The mountain hideaway of Deià has long been popular with millionaires (and billionaires—Richard Branson is among its many fans), celebrities and arty types. Novelist and poet Robert Graves lived here, and his home Ca n’Alluny (‘the far house’) is now a museum, a steep five-minute walk from the village.
All this has given Deià a glamorous sheen and an exclusive feel. Yet it’s still accessible; you don’t have to be on telly or own a superyacht to feel welcomed and wrapped in its luxurious yet laid-back vibe.
The setting should be enough of a draw; honey-hued houses with pea-green window shutters ramble up the hillsides, linked by zigzagging lanes that gaze out to sea or down into the verdant valleys.
But many people come simply for the food. Particularly Michelin-starred Es Raco d’es Teix, which serves a tasting menu inspired by and sourced from its surrounds. You’ll be dreaming about the lobster ravioli for weeks.
Belmond Hotel La Residencia provides a sleep befitting the area’s upscale reputation. They even have resident donkeys, which can be packed with the wherewithal for a picnic on the mountain terraces. The tranquil pool is surrounded by palm trees and loungers for gazing up at the green mountains.
How to get there: You’ll find Deià on the west coast of the island, around 50-minutes’ drive from Palma Airport, via the Ma-1110 and Ma-10.
At the foot of the Tramuntana Mountains and close to the winding lanes of charming Pollença, Son Brull has sleek, modern rooms, an outdoor pool, and terraces overlooking olive groves.
The food is given just as much attention to detail, from the tapas and cocktails served inside 18th-century olive press mills to dishes crafted using kitchen-garden ingredients at Restaurant 3/65.
For a lunch to remember, take a drive on vertiginous mountain roads to reach nearby Es Guix. Hidden by oak trees, its terraces are stacked into the hillside above a rock pool. It feels even more like a delicious secret when you taste traditional dishes like arròs brut, a rice dish with rabbit, chicken and sobrasada, a Majorcan pork sausage.
How to get there: Pollença and its pretty port are less than 1-hour’s drive from Palma Airport, across the middle of the island on the Ma-13.
Imagine the antithesis to the often-overcrowded beaches and resorts of Magaluf.
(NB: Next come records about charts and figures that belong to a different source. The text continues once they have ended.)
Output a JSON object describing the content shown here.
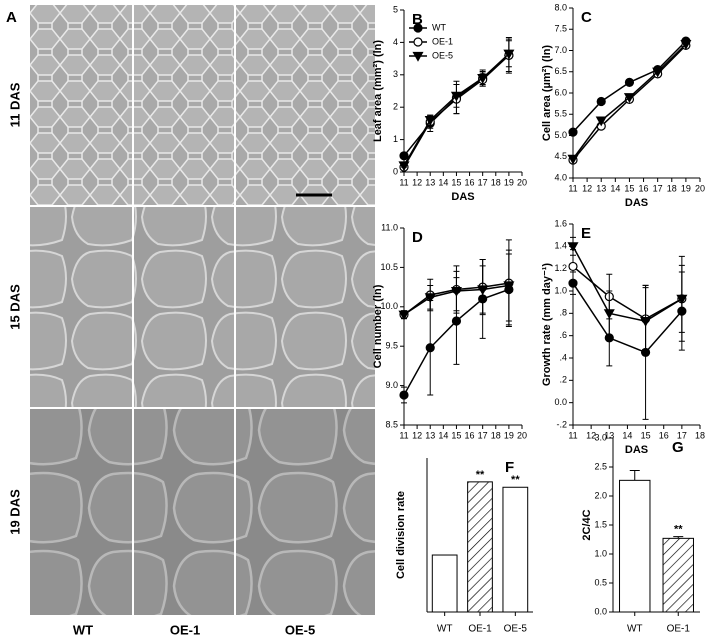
{
  "figure": {
    "panel_label": "A",
    "rows": [
      "11 DAS",
      "15 DAS",
      "19 DAS"
    ],
    "columns": [
      "WT",
      "OE-1",
      "OE-5"
    ]
  },
  "chart_data": [
    {
      "type": "line",
      "label": "B",
      "ylabel": "Leaf area (mm²) (ln)",
      "xlabel": "DAS",
      "legend": "upper left",
      "xlim": [
        11,
        20
      ],
      "xticks": [
        11,
        12,
        13,
        14,
        15,
        16,
        17,
        18,
        19,
        20
      ],
      "ylim": [
        0,
        5
      ],
      "yticks": [
        0,
        1,
        2,
        3,
        4,
        5
      ],
      "x": [
        11,
        13,
        15,
        17,
        19
      ],
      "series": [
        {
          "name": "WT",
          "color": "#000000",
          "marker": "circle",
          "values": [
            0.5,
            1.5,
            2.3,
            2.9,
            3.6
          ],
          "errors": [
            0.08,
            0.25,
            0.5,
            0.25,
            0.5
          ]
        },
        {
          "name": "OE-1",
          "color": "#000000",
          "marker": "circle-open",
          "values": [
            0.15,
            1.55,
            2.25,
            2.85,
            3.6
          ],
          "errors": [
            0.05,
            0.2,
            0.45,
            0.2,
            0.55
          ]
        },
        {
          "name": "OE-5",
          "color": "#000000",
          "marker": "triangle-down",
          "values": [
            0.2,
            1.6,
            2.35,
            2.9,
            3.65
          ],
          "errors": [
            0.05,
            0.15,
            0.35,
            0.2,
            0.4
          ]
        }
      ]
    },
    {
      "type": "line",
      "label": "C",
      "ylabel": "Cell area (µm²) (ln)",
      "xlabel": "DAS",
      "xlim": [
        11,
        20
      ],
      "xticks": [
        11,
        12,
        13,
        14,
        15,
        16,
        17,
        18,
        19,
        20
      ],
      "ylim": [
        4,
        8
      ],
      "yticks": [
        {
          "value": 4,
          "label": "4.0"
        },
        4.5,
        {
          "value": 5,
          "label": "5.0"
        },
        5.5,
        {
          "value": 6,
          "label": "6.0"
        },
        6.5,
        {
          "value": 7,
          "label": "7.0"
        },
        7.5,
        {
          "value": 8,
          "label": "8.0"
        }
      ],
      "x": [
        11,
        13,
        15,
        17,
        19
      ],
      "series": [
        {
          "name": "WT",
          "color": "#000000",
          "marker": "circle",
          "values": [
            5.08,
            5.8,
            6.25,
            6.55,
            7.22
          ]
        },
        {
          "name": "OE-1",
          "color": "#000000",
          "marker": "circle-open",
          "values": [
            4.42,
            5.22,
            5.85,
            6.45,
            7.12
          ]
        },
        {
          "name": "OE-5",
          "color": "#000000",
          "marker": "triangle-down",
          "values": [
            4.45,
            5.35,
            5.9,
            6.5,
            7.15
          ]
        }
      ]
    },
    {
      "type": "line",
      "label": "D",
      "ylabel": "Cell number (ln)",
      "xlim": [
        11,
        20
      ],
      "xticks": [
        11,
        12,
        13,
        14,
        15,
        16,
        17,
        18,
        19,
        20
      ],
      "ylim": [
        8.5,
        11
      ],
      "yticks": [
        8.5,
        {
          "value": 9,
          "label": "9.0"
        },
        9.5,
        {
          "value": 10,
          "label": "10.0"
        },
        10.5,
        {
          "value": 11,
          "label": "11.0"
        }
      ],
      "x": [
        11,
        13,
        15,
        17,
        19
      ],
      "series": [
        {
          "name": "WT",
          "color": "#000000",
          "marker": "circle",
          "values": [
            8.88,
            9.48,
            9.82,
            10.1,
            10.22
          ],
          "errors": [
            0.1,
            0.6,
            0.55,
            0.5,
            0.45
          ]
        },
        {
          "name": "OE-1",
          "color": "#000000",
          "marker": "circle-open",
          "values": [
            9.9,
            10.15,
            10.22,
            10.25,
            10.3
          ],
          "errors": [
            0.05,
            0.2,
            0.3,
            0.35,
            0.55
          ]
        },
        {
          "name": "OE-5",
          "color": "#000000",
          "marker": "triangle-down",
          "values": [
            9.9,
            10.12,
            10.2,
            10.22,
            10.27
          ],
          "errors": [
            0.05,
            0.15,
            0.25,
            0.3,
            0.45
          ]
        }
      ]
    },
    {
      "type": "line",
      "label": "E",
      "ylabel": "Growth rate (mm day⁻¹)",
      "xlabel": "DAS",
      "xlim": [
        11,
        18
      ],
      "xticks": [
        11,
        12,
        13,
        14,
        15,
        16,
        17,
        18
      ],
      "ylim": [
        -0.2,
        1.6
      ],
      "yticks": [
        {
          "value": -0.2,
          "label": "-.2"
        },
        {
          "value": 0,
          "label": "0.0"
        },
        {
          "value": 0.2,
          "label": ".2"
        },
        {
          "value": 0.4,
          "label": ".4"
        },
        {
          "value": 0.6,
          "label": ".6"
        },
        {
          "value": 0.8,
          "label": ".8"
        },
        {
          "value": 1,
          "label": "1.0"
        },
        1.2,
        1.4,
        1.6
      ],
      "x": [
        11,
        13,
        15,
        17
      ],
      "series": [
        {
          "name": "WT",
          "color": "#000000",
          "marker": "circle",
          "values": [
            1.07,
            0.58,
            0.45,
            0.82
          ],
          "errors": [
            0.1,
            0.25,
            0.6,
            0.35
          ]
        },
        {
          "name": "OE-1",
          "color": "#000000",
          "marker": "circle-open",
          "values": [
            1.22,
            0.95,
            0.75,
            0.93
          ],
          "errors": [
            0.15,
            0.2,
            0.3,
            0.38
          ]
        },
        {
          "name": "OE-5",
          "color": "#000000",
          "marker": "triangle-down",
          "values": [
            1.4,
            0.8,
            0.73,
            0.93
          ],
          "errors": [
            0.08,
            0.2,
            0.3,
            0.3
          ]
        }
      ]
    },
    {
      "type": "bar",
      "label": "F",
      "ylabel": "Cell division rate",
      "ylim": [
        0,
        2000
      ],
      "categories": [
        "WT",
        "OE-1",
        "OE-5"
      ],
      "values": [
        740,
        1690,
        1620
      ],
      "fills": [
        "plain",
        "hatch",
        "plain"
      ],
      "annotations": [
        null,
        "**",
        "**"
      ]
    },
    {
      "type": "bar",
      "label": "G",
      "ylabel": "2C/4C",
      "ylim": [
        0,
        3
      ],
      "yticks": [
        {
          "value": 0,
          "label": "0.0"
        },
        0.5,
        {
          "value": 1,
          "label": "1.0"
        },
        1.5,
        {
          "value": 2,
          "label": "2.0"
        },
        2.5,
        {
          "value": 3,
          "label": "3.0"
        }
      ],
      "categories": [
        "WT",
        "OE-1"
      ],
      "values": [
        2.27,
        1.27
      ],
      "errors": [
        0.17,
        0.03
      ],
      "fills": [
        "plain",
        "hatch"
      ],
      "annotations": [
        null,
        "**"
      ]
    }
  ]
}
It probably looks something like Villa Vegana, a chic vegan hotel tucked within a nature reserve.
This Majorcan retreat feels like utopia. Sheep, pigs, horses and donkeys graze between olive and citrus trees, while dogs, cats and a duck named Leonor roam (or waddle around) the Mediterranean gardens.
The brick villa houses rooms with exposed brick and wooden beams, and private terraces surrounded by roses and fragrant shrubs.
Everything is 100 percent vegan, from the food to the toiletries and fabrics in the rooms (you won’t find wool, silk or leather). But we guarantee that even confirmed carnivores won’t have any complaints.
Breakfast includes scrambled tofu, fresh fruit and homemade croissants—who knew they could taste so good without an entire packet of butter layered within the pastry? The dinner menu changes daily, but is always a treat.
Refreshingly, nothing about this place feels strict or prescriptive. Instead, it gently nudges you to tuck away any stress or worries and be lulled by the serene surroundings. Of course, a pool always helps, especially one surrounded by fat-bottomed date palms and views of the Majorcan mountains.
How to get there: Located between Selva and Inca, follow the Ma-13 out of Palma for the 45-minute scenic drive deep into the Majorca countryside.